O Recursos Humanos pode trabalhar capturando essas questões numa pesquisa de clima da organização, com medições periódicas, e prever desligamentos ou saídas.

Então, na medida em que a equipe de RH é capaz de capturar quais são as dimensões mais deficitárias ou problemáticas na experiência do trabalhador, consegue-se desenhar planos de ação ou intervenções que possam melhorar isso”, explica Tatiana.

Oferecer benefícios flexíveis é uma prática que é importante nesse momento, podendo reter talentos e deixar o time de colaboradores mais satisfeitos.

“Os benefícios flexíveis podem sim, de alguma maneira, ajudar a compor uma experiência do trabalho superior e com isso aumentar a satisfação do trabalhador, a propensão dele a ficar na empresa”, explica a professora.

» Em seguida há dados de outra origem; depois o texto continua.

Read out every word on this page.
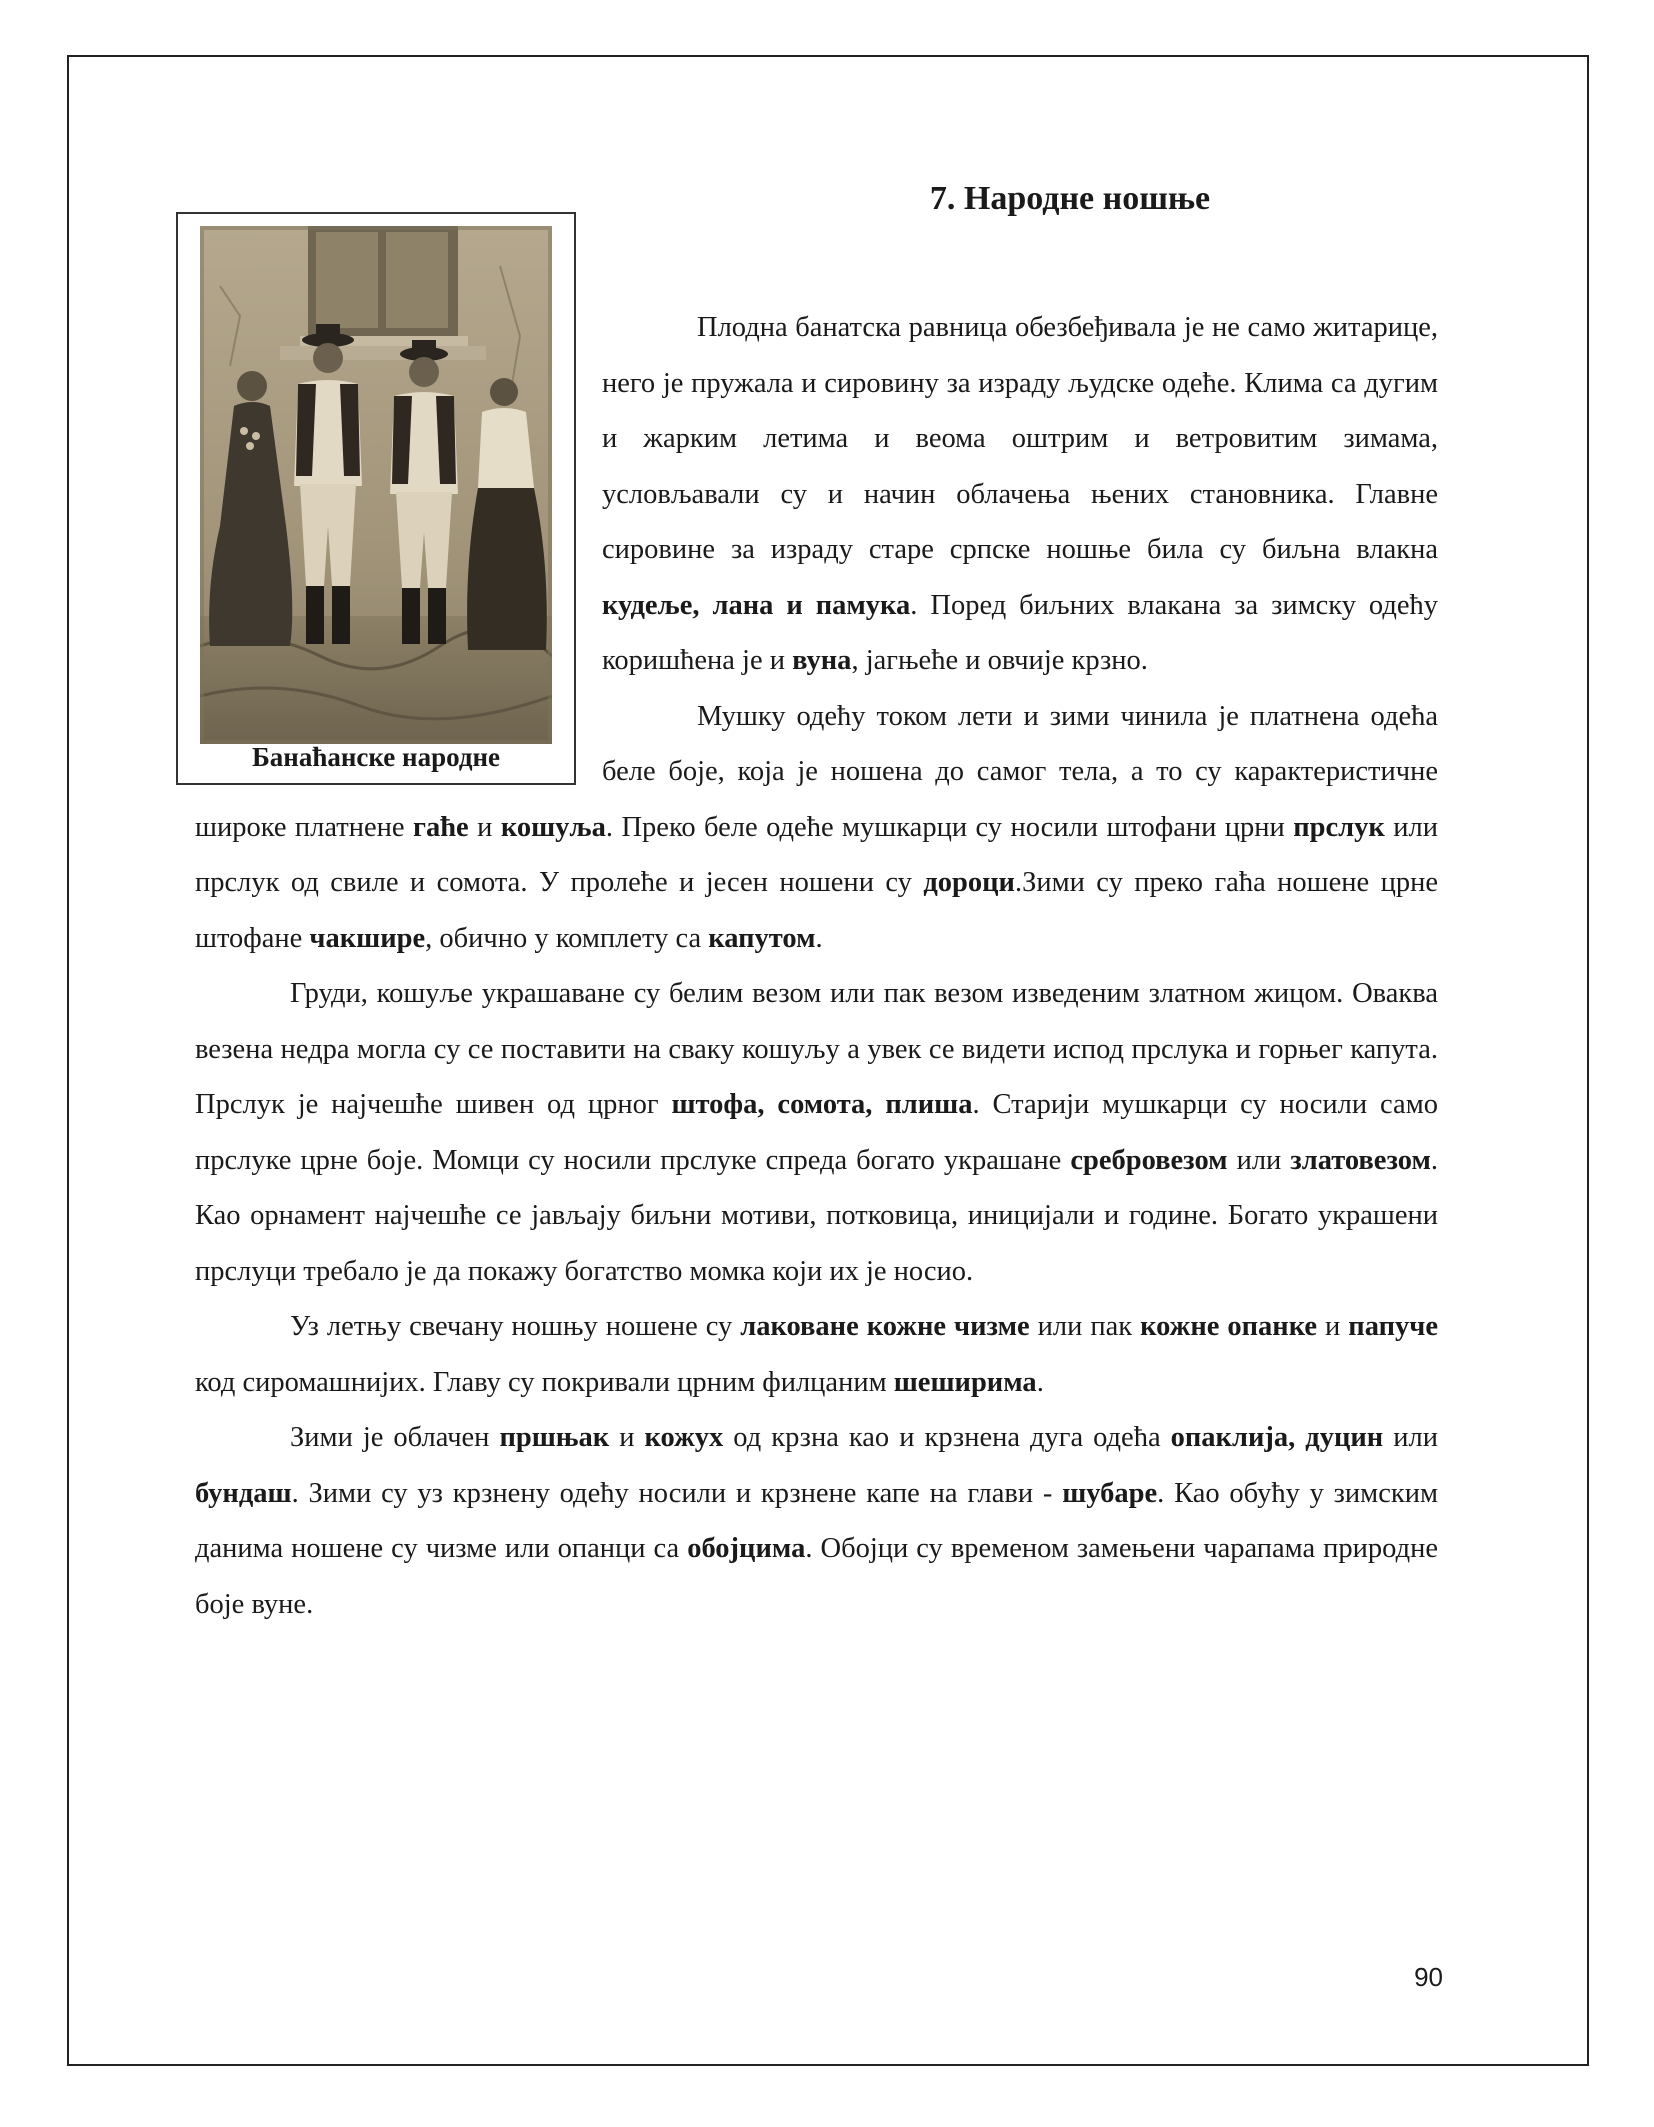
7. Народне ношње

Банаћанске народне

Плодна банатска равница обезбеђивала је не само житарице, него је пружала и сировину за израду људске одеће. Клима са дугим и жарким летима и веома оштрим и ветровитим зимама, условљавали су и начин облачења њених становника. Главне сировине за израду старе српске ношње била су биљна влакна кудеље, лана и памука. Поред биљних влакана за зимску одећу коришћена је и вуна, јагњеће и овчије крзно.

Мушку одећу током лети и зими чинила је платнена одећа беле боје, која је ношена до самог тела, а то су карактеристичне широке платнене гаће и кошуља. Преко беле одеће мушкарци су носили штофани црни прслук или прслук од свиле и сомота. У пролеће и јесен ношени су дороци.Зими су преко гаћа ношене црне штофане чакшире, обично у комплету са капутом.

Груди, кошуље украшаване су белим везом или пак везом изведеним златном жицом. Оваква везена недра могла су се поставити на сваку кошуљу а увек се видети испод прслука и горњег капута. Прслук је најчешће шивен од црног штофа, сомота, плиша. Старији мушкарци су носили само прслуке црне боје. Момци су носили прслуке спреда богато украшане сребровезом или златовезом. Као орнамент најчешће се јављају биљни мотиви, потковица, иницијали и године. Богато украшени прслуци требало је да покажу богатство момка који их је носио.

Уз летњу свечану ношњу ношене су лаковане кожне чизме или пак кожне опанке и папуче код сиромашнијих. Главу су покривали црним филцаним шеширима.

Зими је облачен пршњак и кожух од крзна као и крзнена дуга одећа опаклија, дуцин или бундаш. Зими су уз крзнену одећу носили и крзнене капе на глави - шубаре. Као обућу у зимским данима ношене су чизме или опанци са обојцима. Обојци су временом замењени чарапама природне боје вуне.

90
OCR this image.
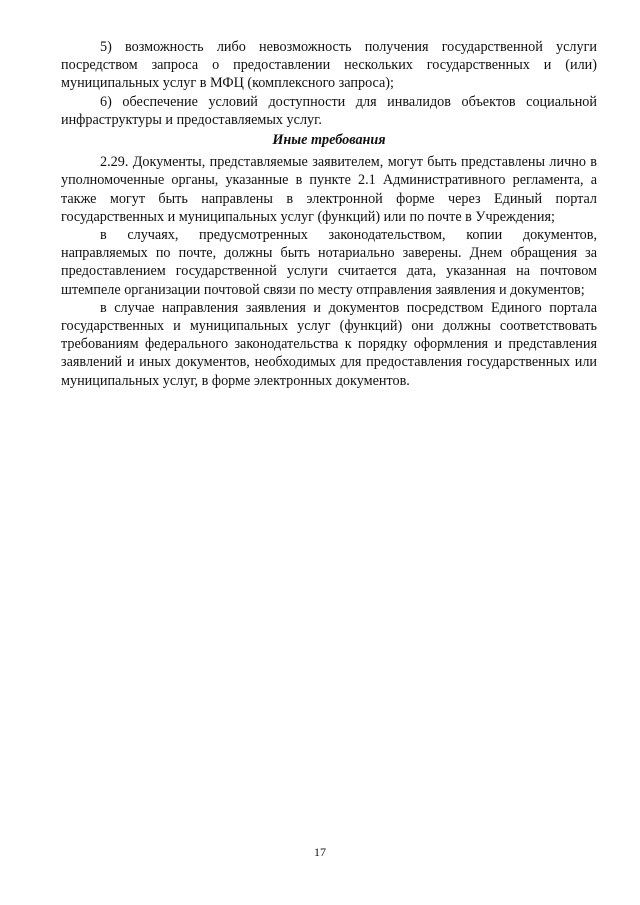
5) возможность либо невозможность получения государственной услуги посредством запроса о предоставлении нескольких государственных и (или) муниципальных услуг в МФЦ (комплексного запроса);

6) обеспечение условий доступности для инвалидов объектов социальной инфраструктуры и предоставляемых услуг.

Иные требования

2.29. Документы, представляемые заявителем, могут быть представлены лично в уполномоченные органы, указанные в пункте 2.1 Административного регламента, а также могут быть направлены в электронной форме через Единый портал государственных и муниципальных услуг (функций) или по почте в Учреждения;

в случаях, предусмотренных законодательством, копии документов, направляемых по почте, должны быть нотариально заверены. Днем обращения за предоставлением государственной услуги считается дата, указанная на почтовом штемпеле организации почтовой связи по месту отправления заявления и документов;

в случае направления заявления и документов посредством Единого портала государственных и муниципальных услуг (функций) они должны соответствовать требованиям федерального законодательства к порядку оформления и представления заявлений и иных документов, необходимых для предоставления государственных или муниципальных услуг, в форме электронных документов.

17
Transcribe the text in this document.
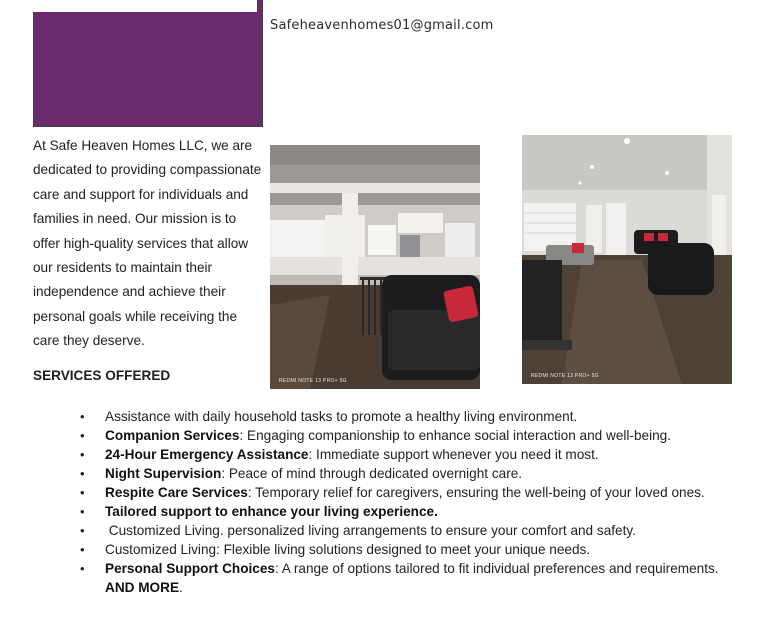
Safeheavenhomes01@gmail.com

At Safe Heaven Homes LLC, we are dedicated to providing compassionate care and support for individuals and families in need. Our mission is to offer high-quality services that allow our residents to maintain their independence and achieve their personal goals while receiving the care they deserve.

REDMI NOTE 13 PRO+ 5G
REDMI NOTE 13 PRO+ 5G
SERVICES OFFERED
• Assistance with daily household tasks to promote a healthy living environment.
• Companion Services: Engaging companionship to enhance social interaction and well-being.
• 24-Hour Emergency Assistance: Immediate support whenever you need it most.
• Night Supervision: Peace of mind through dedicated overnight care.
• Respite Care Services: Temporary relief for caregivers, ensuring the well-being of your loved ones.
• Tailored support to enhance your living experience.
• Customized Living. personalized living arrangements to ensure your comfort and safety.
• Customized Living: Flexible living solutions designed to meet your unique needs.
• Personal Support Choices: A range of options tailored to fit individual preferences and requirements. AND MORE.
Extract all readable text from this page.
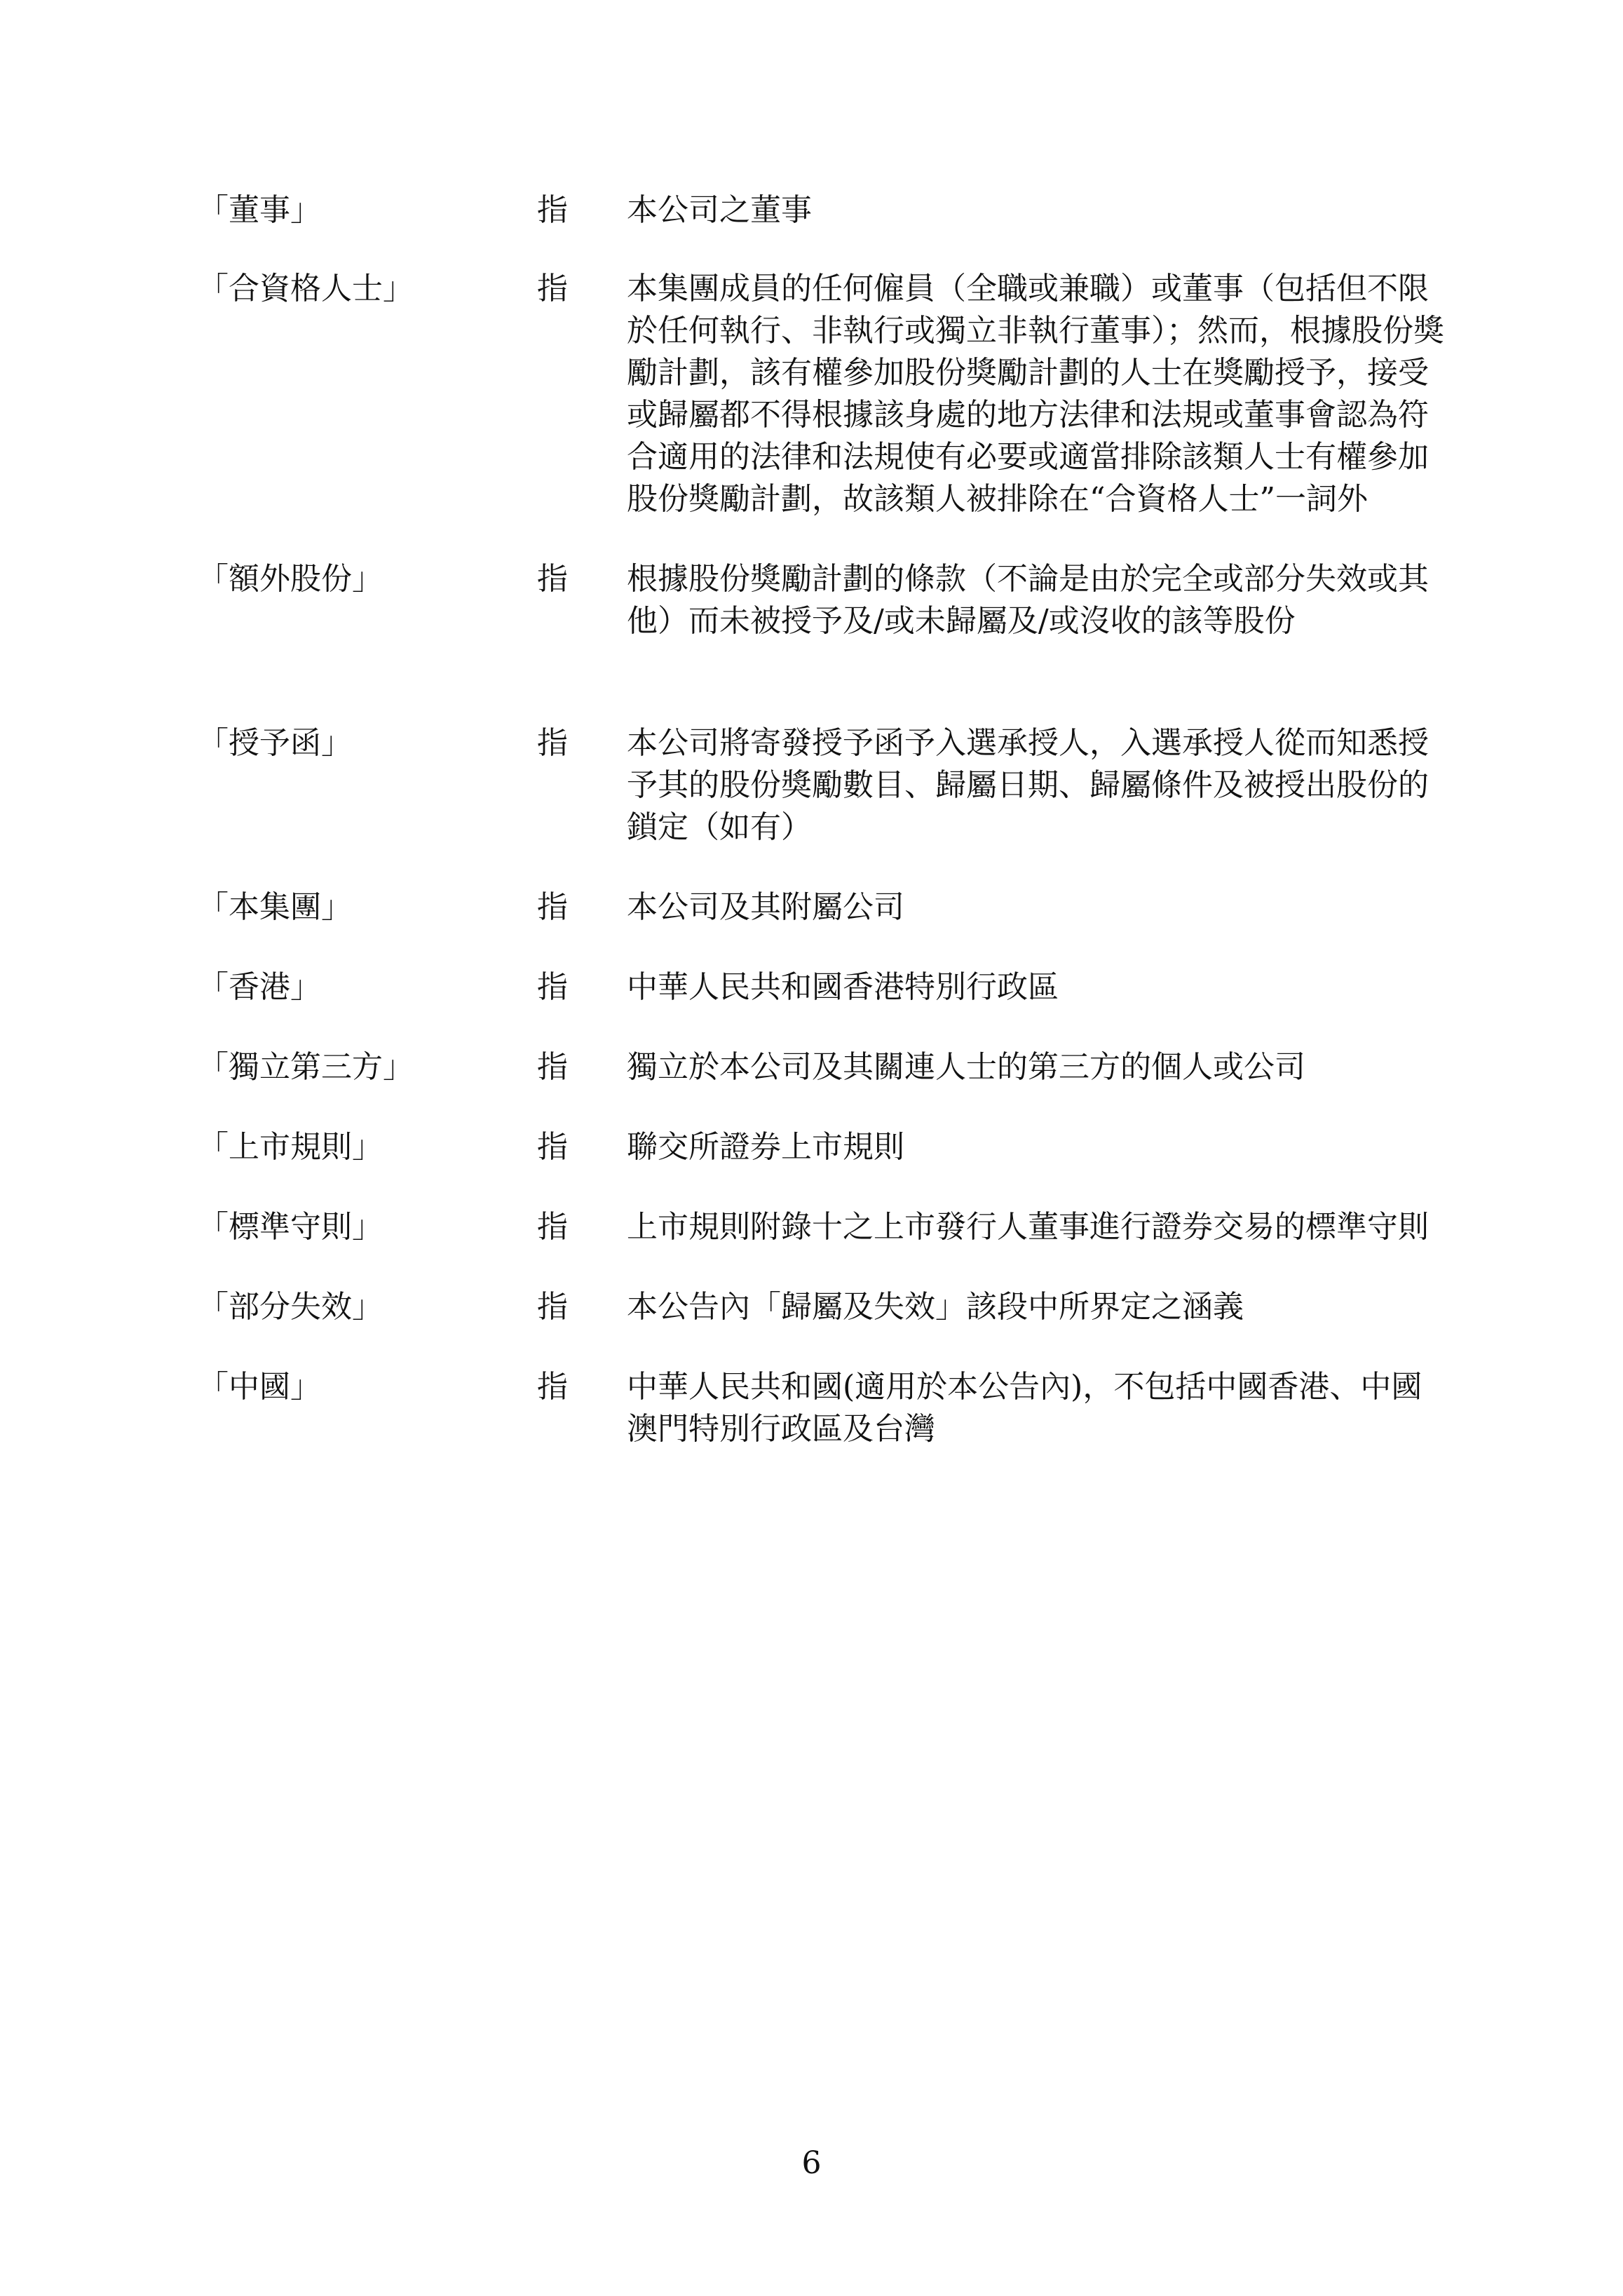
「董事」	指	本公司之董事
「合資格人士」	指	本集團成員的任何僱員（全職或兼職）或董事（包括但不限於任何執行、非執行或獨立非執行董事）；然而，根據股份獎勵計劃，該有權參加股份獎勵計劃的人士在獎勵授予，接受或歸屬都不得根據該身處的地方法律和法規或董事會認為符合適用的法律和法規使有必要或適當排除該類人士有權參加股份獎勵計劃，故該類人被排除在“合資格人士”一詞外
「額外股份」	指	根據股份獎勵計劃的條款（不論是由於完全或部分失效或其他）而未被授予及/或未歸屬及/或沒收的該等股份
「授予函」	指	本公司將寄發授予函予入選承授人，入選承授人從而知悉授予其的股份獎勵數目、歸屬日期、歸屬條件及被授出股份的鎖定（如有）
「本集團」	指	本公司及其附屬公司
「香港」	指	中華人民共和國香港特別行政區
「獨立第三方」	指	獨立於本公司及其關連人士的第三方的個人或公司
「上市規則」	指	聯交所證券上市規則
「標準守則」	指	上市規則附錄十之上市發行人董事進行證券交易的標準守則
「部分失效」	指	本公告內「歸屬及失效」該段中所界定之涵義
「中國」	指	中華人民共和國(適用於本公告內)，不包括中國香港、中國澳門特別行政區及台灣
6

Francisco Nogueira aponta que política de benefícios é uma parte interessante do contexto de reestruturação das organizações do trabalho, mas precisa aparecer em um conjunto de revisões de métodos de avaliação, flexibilidade de horários e locais de trabalho, possibilidade do home office, licençasmaternidade e paternidade expandidas, semana de quatro dias de trabalho, reuniões mais eficientes, processos mais ágeis, responsabilidade social, diversidade e responsabilidade ambiental.

“Se a intenção é atrair e reter os melhores talentos disponíveis no mercado, as empresas precisam ter uma agenda e um olhar que acompanhem os novos anseios das pessoas”, indica o consultor.